Before you know it, you’ve completely blown your budget purchasing all of the various resources that “experts” tell you are completely necessary for ensuring you give your child a solid education.
But the challenge doesn’t stop there. When you sit down to start working with all of those resources, you quickly discover that you are trying to cram a hundred different things into a school day that, for an early learner, really should only last a couple of hours.
Early Learning Priorities: The Foundational Skills
So, let’s back up a bit. Before you go immerse yourself in the overwhelming world of homeschool resources, take some time to outline the things that should truly be considered early learning priorities and remind yourself of the foundational needs.
In other words, make sure to put first things first!
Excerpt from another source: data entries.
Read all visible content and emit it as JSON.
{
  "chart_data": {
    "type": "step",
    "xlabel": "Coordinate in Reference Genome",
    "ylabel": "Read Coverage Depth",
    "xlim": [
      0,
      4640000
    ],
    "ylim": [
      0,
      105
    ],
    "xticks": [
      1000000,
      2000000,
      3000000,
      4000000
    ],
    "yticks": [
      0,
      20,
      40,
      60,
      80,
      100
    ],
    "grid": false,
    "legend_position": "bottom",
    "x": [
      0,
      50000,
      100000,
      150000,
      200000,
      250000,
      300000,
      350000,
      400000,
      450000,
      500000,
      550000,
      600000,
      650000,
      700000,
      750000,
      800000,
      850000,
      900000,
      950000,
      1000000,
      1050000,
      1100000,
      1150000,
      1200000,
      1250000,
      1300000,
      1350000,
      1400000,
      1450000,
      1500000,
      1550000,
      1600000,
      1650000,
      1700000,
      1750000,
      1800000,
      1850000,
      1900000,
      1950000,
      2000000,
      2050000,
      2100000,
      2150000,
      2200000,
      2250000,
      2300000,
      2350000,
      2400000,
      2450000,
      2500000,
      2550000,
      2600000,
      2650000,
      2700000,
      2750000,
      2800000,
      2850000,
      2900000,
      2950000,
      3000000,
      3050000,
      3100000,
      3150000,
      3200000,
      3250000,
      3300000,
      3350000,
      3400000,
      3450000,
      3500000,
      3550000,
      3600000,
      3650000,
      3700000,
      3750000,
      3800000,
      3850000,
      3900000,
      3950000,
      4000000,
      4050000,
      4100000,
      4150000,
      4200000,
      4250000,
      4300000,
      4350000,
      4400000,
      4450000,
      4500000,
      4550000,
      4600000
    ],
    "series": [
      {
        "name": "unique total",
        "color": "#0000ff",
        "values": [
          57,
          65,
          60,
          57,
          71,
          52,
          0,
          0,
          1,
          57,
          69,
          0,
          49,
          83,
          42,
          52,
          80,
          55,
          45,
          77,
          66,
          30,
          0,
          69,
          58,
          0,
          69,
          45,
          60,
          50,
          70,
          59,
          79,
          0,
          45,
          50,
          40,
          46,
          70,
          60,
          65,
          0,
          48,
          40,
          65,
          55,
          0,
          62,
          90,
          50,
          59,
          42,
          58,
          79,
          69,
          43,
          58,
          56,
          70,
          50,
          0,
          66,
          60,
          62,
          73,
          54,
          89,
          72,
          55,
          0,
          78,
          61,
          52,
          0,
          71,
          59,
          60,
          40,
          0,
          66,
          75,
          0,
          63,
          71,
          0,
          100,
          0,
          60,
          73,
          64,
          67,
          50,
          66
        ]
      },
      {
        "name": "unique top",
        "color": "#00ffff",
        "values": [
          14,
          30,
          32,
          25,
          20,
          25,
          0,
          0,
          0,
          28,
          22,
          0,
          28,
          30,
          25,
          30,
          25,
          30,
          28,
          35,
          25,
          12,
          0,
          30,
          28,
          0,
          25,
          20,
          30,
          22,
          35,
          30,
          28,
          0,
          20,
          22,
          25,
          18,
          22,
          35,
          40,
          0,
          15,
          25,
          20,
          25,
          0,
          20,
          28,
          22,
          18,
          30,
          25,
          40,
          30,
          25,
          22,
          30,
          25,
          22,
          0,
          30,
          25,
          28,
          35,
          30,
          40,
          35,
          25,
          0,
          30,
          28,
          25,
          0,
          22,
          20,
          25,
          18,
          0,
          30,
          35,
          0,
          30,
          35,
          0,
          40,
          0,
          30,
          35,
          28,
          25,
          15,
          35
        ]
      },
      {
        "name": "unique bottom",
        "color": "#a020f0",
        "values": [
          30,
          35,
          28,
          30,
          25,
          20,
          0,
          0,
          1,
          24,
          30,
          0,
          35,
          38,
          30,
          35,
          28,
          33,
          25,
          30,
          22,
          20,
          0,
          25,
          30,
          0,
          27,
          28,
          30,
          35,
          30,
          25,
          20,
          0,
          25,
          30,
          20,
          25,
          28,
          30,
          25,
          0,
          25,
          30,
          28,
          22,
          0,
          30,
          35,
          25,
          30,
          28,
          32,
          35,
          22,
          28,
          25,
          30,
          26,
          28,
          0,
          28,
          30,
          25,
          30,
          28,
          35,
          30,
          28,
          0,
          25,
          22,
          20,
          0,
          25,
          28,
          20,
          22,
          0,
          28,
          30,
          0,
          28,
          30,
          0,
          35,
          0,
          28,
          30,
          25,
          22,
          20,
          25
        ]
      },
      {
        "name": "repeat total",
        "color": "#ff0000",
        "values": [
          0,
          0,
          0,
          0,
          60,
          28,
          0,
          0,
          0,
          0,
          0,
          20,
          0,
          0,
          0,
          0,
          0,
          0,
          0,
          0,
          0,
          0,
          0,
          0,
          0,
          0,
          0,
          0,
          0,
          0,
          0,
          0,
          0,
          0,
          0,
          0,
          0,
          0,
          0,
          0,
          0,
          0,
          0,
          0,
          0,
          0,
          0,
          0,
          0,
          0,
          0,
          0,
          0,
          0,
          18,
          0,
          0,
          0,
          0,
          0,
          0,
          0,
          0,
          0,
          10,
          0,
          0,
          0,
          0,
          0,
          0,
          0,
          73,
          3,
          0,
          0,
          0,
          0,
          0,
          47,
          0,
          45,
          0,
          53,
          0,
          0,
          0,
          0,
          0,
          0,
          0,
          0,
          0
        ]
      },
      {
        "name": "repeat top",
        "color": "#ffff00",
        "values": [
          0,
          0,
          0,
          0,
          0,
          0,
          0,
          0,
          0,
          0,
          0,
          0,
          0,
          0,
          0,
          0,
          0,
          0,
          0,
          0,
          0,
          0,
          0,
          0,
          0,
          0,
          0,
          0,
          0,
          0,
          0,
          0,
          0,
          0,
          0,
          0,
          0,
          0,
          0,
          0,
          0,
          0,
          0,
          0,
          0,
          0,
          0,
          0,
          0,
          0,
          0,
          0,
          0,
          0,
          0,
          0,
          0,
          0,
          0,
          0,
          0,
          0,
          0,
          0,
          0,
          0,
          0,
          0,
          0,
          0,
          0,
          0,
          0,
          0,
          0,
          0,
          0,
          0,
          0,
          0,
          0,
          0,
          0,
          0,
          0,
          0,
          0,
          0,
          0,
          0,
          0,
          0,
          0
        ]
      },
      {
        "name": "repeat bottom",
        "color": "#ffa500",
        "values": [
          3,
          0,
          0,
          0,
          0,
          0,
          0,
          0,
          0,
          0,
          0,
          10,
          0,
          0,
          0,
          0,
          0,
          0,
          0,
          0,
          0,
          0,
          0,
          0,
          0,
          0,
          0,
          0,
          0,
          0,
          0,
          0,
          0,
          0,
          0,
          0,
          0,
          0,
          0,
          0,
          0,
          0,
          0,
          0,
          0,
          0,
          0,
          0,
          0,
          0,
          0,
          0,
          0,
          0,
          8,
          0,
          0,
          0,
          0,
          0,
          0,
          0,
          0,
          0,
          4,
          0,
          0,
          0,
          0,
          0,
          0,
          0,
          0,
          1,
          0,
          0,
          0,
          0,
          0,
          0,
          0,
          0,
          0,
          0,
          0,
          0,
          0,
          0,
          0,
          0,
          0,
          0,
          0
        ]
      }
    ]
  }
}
Of course, every early learning resource company wants to convince you that their product is the most important resource you could ever purchase for early learning. So, how do you determine those early learning priorities?
Fortunately, it’s really quite simple. All you have to do is remember that any child who has learned to read and handle basic math excellently has a world opened up to him. And becoming excellent in these areas makes learning everything else so much easier.
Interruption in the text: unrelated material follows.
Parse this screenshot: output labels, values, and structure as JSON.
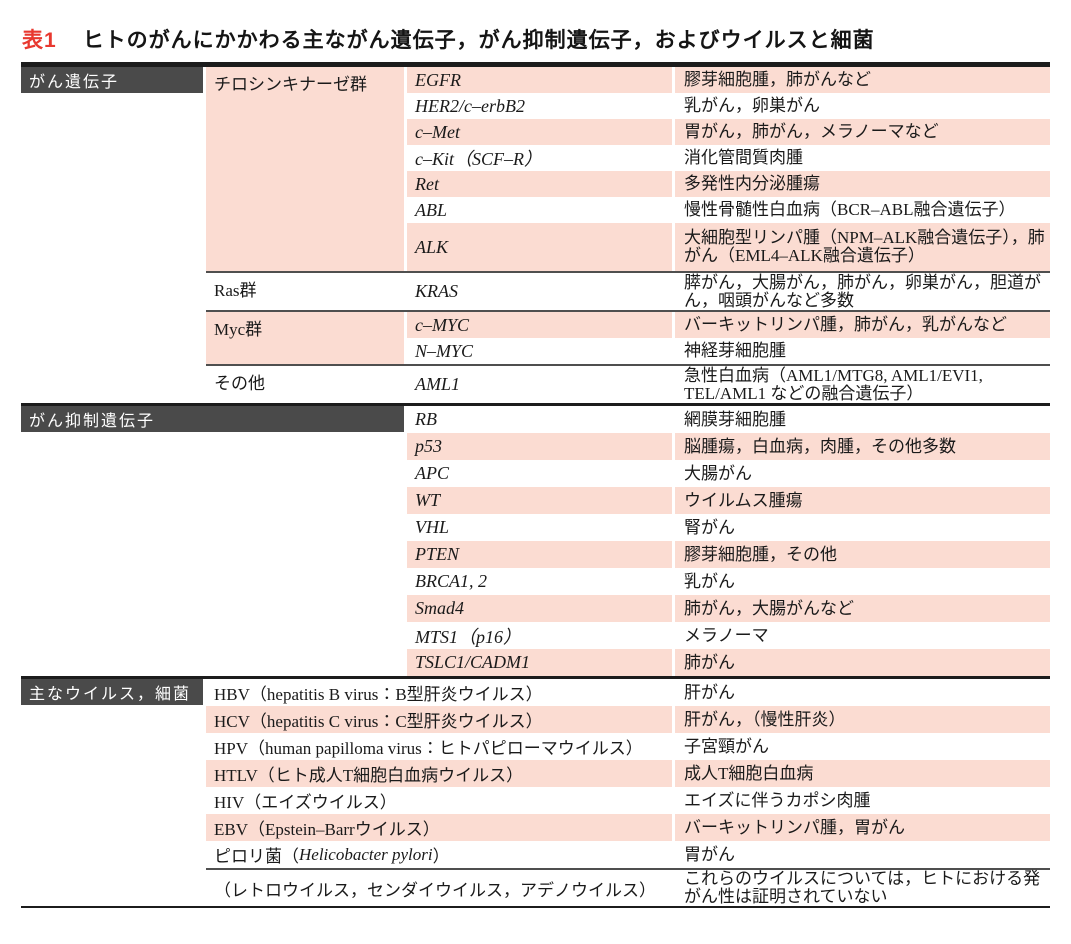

Why Math & Phonics are Early Learning Priorities
Being able to use math and phonics effectively takes a precept-upon-precept approach. This means that one concept builds on the next in a sequential manner. Unlike other subjects, which can be taught in a more global fashion (teaching concepts in a variety of orders), phonics and math need to follow a fairly specific sequence and require a lot of practice.
Phonics instruction gives students the building blocks to read and spell. The knowledge of letter sounds and their relationships within words is essential to mastering the mechanics of reading.
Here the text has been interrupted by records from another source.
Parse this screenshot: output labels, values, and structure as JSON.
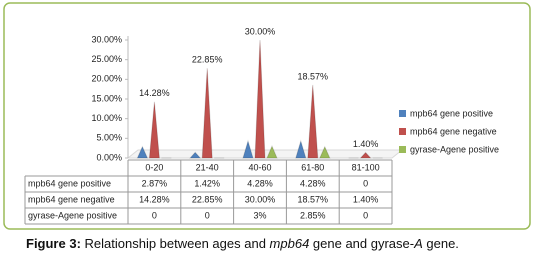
{
  "chart_data": {
    "type": "cone",
    "categories": [
      "0-20",
      "21-40",
      "40-60",
      "61-80",
      "81-100"
    ],
    "series": [
      {
        "name": "mpb64 gene positive",
        "color": "#4f81bd",
        "values": [
          2.87,
          1.42,
          4.28,
          4.28,
          0
        ],
        "value_labels": [
          "2.87%",
          "1.42%",
          "4.28%",
          "4.28%",
          "0"
        ]
      },
      {
        "name": "mpb64 gene negative",
        "color": "#c0504d",
        "values": [
          14.28,
          22.85,
          30,
          18.57,
          1.4
        ],
        "value_labels": [
          "14.28%",
          "22.85%",
          "30.00%",
          "18.57%",
          "1.40%"
        ],
        "show_labels": true
      },
      {
        "name": "gyrase-Agene positive",
        "color": "#9bbb59",
        "values": [
          0,
          0,
          3,
          2.85,
          0
        ],
        "value_labels": [
          "0",
          "0",
          "3%",
          "2.85%",
          "0"
        ]
      }
    ],
    "ylim": [
      0,
      30
    ],
    "yticks": [
      {
        "value": 0,
        "label": "0.00%"
      },
      {
        "value": 5,
        "label": "5.00%"
      },
      {
        "value": 10,
        "label": "10.00%"
      },
      {
        "value": 15,
        "label": "15.00%"
      },
      {
        "value": 20,
        "label": "20.00%"
      },
      {
        "value": 25,
        "label": "25.00%"
      },
      {
        "value": 30,
        "label": "30.00%"
      }
    ],
    "legend": "right",
    "caption": [
      "Figure 3:",
      " Relationship between ages and ",
      "mpb64",
      " gene and gyrase-",
      "A",
      " gene."
    ]
  }
}
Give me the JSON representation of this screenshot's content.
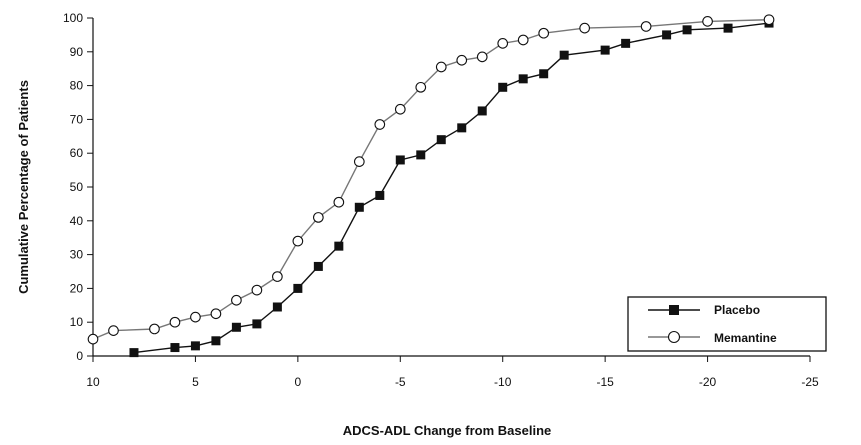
{
  "chart_data": {
    "type": "line",
    "title": "",
    "xlabel": "ADCS-ADL Change from Baseline",
    "ylabel": "Cumulative Percentage of Patients",
    "xlim": [
      10,
      -25
    ],
    "ylim": [
      0,
      100
    ],
    "x_reversed": true,
    "x_ticks": [
      10,
      5,
      0,
      -5,
      -10,
      -15,
      -20,
      -25
    ],
    "x_tick_labels": [
      "10",
      "5",
      "0",
      "-5",
      "-10",
      "-15",
      "-20",
      "-25"
    ],
    "y_ticks": [
      0,
      10,
      20,
      30,
      40,
      50,
      60,
      70,
      80,
      90,
      100
    ],
    "y_tick_labels": [
      "0",
      "10",
      "20",
      "30",
      "40",
      "50",
      "60",
      "70",
      "80",
      "90",
      "100"
    ],
    "grid": false,
    "legend": "bottom-right",
    "series": [
      {
        "name": "Placebo",
        "marker": "filled-square",
        "color": "#111111",
        "x": [
          8,
          6,
          5,
          4,
          3,
          2,
          1,
          0,
          -1,
          -2,
          -3,
          -4,
          -5,
          -6,
          -7,
          -8,
          -9,
          -10,
          -11,
          -12,
          -13,
          -15,
          -16,
          -18,
          -19,
          -21,
          -23
        ],
        "y": [
          1,
          2.5,
          3,
          4.5,
          8.5,
          9.5,
          14.5,
          20,
          26.5,
          32.5,
          44,
          47.5,
          58,
          59.5,
          64,
          67.5,
          72.5,
          79.5,
          82,
          83.5,
          89,
          90.5,
          92.5,
          95,
          96.5,
          97,
          98.5
        ]
      },
      {
        "name": "Memantine",
        "marker": "open-circle",
        "color": "#777777",
        "x": [
          10,
          9,
          7,
          6,
          5,
          4,
          3,
          2,
          1,
          0,
          -1,
          -2,
          -3,
          -4,
          -5,
          -6,
          -7,
          -8,
          -9,
          -10,
          -11,
          -12,
          -14,
          -17,
          -20,
          -23
        ],
        "y": [
          5,
          7.5,
          8,
          10,
          11.5,
          12.5,
          16.5,
          19.5,
          23.5,
          34,
          41,
          45.5,
          57.5,
          68.5,
          73,
          79.5,
          85.5,
          87.5,
          88.5,
          92.5,
          93.5,
          95.5,
          97,
          97.5,
          99,
          99.5
        ]
      }
    ]
  }
}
Learning math facts and computation improves not only math itself, but also science. Before a child can succeed in chemistry, she will need to understand algebra. Before she can effectively solve algebra problems, she must know her basic math facts by rote. A hit-and-miss approach to phonics and math will show up later as gaps that make learning advanced content much more difficult.
Solid Planning Equals Solid Learning
One way to make sure that the early learning priorities of reading and math instruction get their due attention is to schedule them for the best learning time during your day. For many families, this is right away in the morning.
Studying reading and math first thing in the morning has the added advantage of making sure that these subjects are covered before the inevitable distractions of the day shove them aside. However, if your student is more awake and ready to learn later in the day, study math and reading skills then.
The key is to just make sure you plan!
Making Early Learning Priorities Fun
There’s one more key to keeping your focus on these early learning priorities: keeping them exciting!
Since math and phonics take so much repetition, some students find them boring. If this is true of your child, they may lose interest very quickly and get frustrated instead of being excited about learning to read and work with numbers.
So, try mixing things up a bit. Games are a fantastic way to teach both math and phonics skills. There are many games that can be played with a deck of cards or a couple of sets of flash cards. A multitude of online games and apps can entertain while reinforcing important skills. Or check out your local library or YouTube for educational videos covering these topics.
Be diligent with making math and phonics skills a priority. One day, when your child is reading Shakespeare or factoring trinomials, you’ll be glad you did.